Last night I had a theatrical experience that could almost be described as transcendental. The Royal Ballet and the Royal Opera House Orchestra whisked me away into two hours of bliss with their production of Manon. I had never heard or seen this ballet before. Massenet’s score is moving, melodic and exquisite. I bought a copy immediately after the production and have had it on my ipod constantly these last 24 hrs.

As the score and dancers soar you are taken on this tragic journey or life, death, love and lust. I was literally speechless at the end and had to wipe away the tears from my eyes, it was just beautiful. I can’t really describe why it affected me so profoundly, but it did.

Lauren Cuthbertson was Manon and amazed me with her dancing. This ballet requires her to make her body do things that just look impossible. She was elegant, saucy, troubled and majestic. Bravo! Sergie Polunin as her lover Des Grieux was a perfect partner to Manon, he danced with vigor, poise and power. His final dance with Manon was so touching.

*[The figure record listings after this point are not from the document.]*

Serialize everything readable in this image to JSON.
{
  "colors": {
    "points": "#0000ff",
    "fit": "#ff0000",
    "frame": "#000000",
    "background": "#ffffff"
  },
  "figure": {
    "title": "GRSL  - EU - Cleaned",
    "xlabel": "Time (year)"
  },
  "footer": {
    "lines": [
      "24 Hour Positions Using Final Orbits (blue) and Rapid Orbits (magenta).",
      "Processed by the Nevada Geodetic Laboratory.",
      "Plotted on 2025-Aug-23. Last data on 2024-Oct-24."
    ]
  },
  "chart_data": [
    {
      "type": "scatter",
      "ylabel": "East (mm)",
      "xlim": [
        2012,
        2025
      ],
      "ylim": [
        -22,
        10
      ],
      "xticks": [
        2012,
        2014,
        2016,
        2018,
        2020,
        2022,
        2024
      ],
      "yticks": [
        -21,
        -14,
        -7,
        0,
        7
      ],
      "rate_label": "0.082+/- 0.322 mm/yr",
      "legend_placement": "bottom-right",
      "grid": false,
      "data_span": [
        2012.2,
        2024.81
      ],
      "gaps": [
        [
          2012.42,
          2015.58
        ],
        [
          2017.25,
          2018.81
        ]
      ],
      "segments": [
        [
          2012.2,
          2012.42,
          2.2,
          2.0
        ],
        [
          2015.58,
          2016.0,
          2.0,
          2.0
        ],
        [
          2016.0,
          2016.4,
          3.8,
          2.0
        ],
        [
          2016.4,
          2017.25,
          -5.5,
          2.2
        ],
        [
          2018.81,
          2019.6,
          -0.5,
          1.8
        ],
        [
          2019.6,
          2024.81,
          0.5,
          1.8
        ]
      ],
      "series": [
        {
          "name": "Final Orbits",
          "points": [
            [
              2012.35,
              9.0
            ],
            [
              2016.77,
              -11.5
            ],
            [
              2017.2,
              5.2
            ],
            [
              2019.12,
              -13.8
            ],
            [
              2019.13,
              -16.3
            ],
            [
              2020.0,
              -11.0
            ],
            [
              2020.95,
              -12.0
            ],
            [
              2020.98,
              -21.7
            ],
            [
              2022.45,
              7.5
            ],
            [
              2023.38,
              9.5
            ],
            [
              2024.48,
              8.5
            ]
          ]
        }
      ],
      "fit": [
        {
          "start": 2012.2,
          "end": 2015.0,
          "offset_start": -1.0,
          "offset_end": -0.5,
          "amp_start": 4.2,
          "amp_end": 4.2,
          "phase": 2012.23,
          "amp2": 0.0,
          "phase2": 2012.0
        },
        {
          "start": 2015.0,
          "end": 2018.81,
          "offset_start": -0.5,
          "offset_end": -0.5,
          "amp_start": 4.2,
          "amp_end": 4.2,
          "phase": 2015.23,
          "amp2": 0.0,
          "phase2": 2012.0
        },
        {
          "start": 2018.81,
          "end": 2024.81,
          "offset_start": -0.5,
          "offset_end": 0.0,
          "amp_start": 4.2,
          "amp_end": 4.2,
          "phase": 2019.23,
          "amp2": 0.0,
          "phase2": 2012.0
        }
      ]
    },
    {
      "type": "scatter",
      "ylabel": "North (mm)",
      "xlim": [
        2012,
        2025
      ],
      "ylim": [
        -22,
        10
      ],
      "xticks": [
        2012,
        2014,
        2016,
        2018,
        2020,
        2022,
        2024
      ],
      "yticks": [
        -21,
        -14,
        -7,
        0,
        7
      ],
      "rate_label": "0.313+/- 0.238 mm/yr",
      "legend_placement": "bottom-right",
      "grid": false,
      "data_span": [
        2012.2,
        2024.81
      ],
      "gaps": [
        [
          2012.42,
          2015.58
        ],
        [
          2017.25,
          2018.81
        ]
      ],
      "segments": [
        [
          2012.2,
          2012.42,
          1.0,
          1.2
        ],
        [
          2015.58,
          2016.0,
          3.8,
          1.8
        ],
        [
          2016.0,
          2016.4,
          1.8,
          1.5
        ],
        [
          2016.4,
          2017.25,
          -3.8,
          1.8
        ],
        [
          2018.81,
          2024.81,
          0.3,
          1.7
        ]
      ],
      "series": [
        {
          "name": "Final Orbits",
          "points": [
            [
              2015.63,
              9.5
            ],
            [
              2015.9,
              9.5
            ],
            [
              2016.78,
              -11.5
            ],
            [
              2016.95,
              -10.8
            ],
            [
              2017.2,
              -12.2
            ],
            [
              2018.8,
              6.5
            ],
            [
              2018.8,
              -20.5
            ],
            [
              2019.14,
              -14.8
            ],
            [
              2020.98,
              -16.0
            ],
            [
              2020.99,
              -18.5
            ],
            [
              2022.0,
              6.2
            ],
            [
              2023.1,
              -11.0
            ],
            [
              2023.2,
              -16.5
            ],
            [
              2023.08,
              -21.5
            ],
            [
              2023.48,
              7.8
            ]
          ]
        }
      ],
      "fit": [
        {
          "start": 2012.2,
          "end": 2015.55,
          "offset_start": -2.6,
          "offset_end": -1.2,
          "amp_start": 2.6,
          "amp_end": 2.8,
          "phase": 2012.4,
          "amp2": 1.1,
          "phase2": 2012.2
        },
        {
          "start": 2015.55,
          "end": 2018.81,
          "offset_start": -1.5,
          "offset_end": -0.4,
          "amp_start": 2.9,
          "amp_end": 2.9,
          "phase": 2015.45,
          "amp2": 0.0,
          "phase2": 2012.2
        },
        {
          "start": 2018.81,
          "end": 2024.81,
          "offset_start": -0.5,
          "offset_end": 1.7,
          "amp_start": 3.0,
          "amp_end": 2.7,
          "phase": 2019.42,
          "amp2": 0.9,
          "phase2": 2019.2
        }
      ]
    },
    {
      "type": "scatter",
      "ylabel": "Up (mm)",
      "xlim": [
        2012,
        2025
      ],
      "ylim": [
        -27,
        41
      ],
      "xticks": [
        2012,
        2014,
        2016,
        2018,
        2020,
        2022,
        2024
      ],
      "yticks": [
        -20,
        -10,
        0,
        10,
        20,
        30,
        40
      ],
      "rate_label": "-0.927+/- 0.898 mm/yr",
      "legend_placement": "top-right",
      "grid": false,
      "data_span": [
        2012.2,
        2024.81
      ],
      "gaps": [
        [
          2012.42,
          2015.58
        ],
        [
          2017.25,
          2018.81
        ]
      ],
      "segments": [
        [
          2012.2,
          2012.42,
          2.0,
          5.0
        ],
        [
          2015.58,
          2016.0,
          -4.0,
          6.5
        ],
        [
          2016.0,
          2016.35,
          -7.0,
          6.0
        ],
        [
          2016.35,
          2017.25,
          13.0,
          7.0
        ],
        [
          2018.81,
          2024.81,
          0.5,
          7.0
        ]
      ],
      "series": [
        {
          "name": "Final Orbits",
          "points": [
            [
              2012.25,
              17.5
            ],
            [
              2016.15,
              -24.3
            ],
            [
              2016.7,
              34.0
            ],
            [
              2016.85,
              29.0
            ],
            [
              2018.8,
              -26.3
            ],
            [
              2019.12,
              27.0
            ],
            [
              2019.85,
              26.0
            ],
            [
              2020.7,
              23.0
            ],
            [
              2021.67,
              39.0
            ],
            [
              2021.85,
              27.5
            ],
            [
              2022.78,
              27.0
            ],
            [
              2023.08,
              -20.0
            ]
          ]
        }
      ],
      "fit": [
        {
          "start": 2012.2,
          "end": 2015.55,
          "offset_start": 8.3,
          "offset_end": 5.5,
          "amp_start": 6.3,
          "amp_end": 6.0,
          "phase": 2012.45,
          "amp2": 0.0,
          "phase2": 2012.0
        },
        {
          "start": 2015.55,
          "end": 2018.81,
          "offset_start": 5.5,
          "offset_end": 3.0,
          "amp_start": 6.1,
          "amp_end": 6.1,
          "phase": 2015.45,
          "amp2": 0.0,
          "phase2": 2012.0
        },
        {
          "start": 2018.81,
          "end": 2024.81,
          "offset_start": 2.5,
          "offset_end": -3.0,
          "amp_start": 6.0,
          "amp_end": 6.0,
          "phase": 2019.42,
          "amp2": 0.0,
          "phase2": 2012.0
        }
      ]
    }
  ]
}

Martin Yates conducted the orchestra and as I said this is a beautiful score, from its opening tender bars to the fun and frolics of Act 2 to the tragedy of Act 3, the sumptuous sounds filled the Royal Opera House. you just can’t beat hearing a live orchestra.

I’ve had a great year theatrically, but I think when I look back at 2011, in the near and distant future, this will be one of my most precious theatrical memories. As and when it’s back on at the ROH, I shall make it top of my list to see, hear and delight in once more. For now the music and memories will take me to that magical place I was at last night.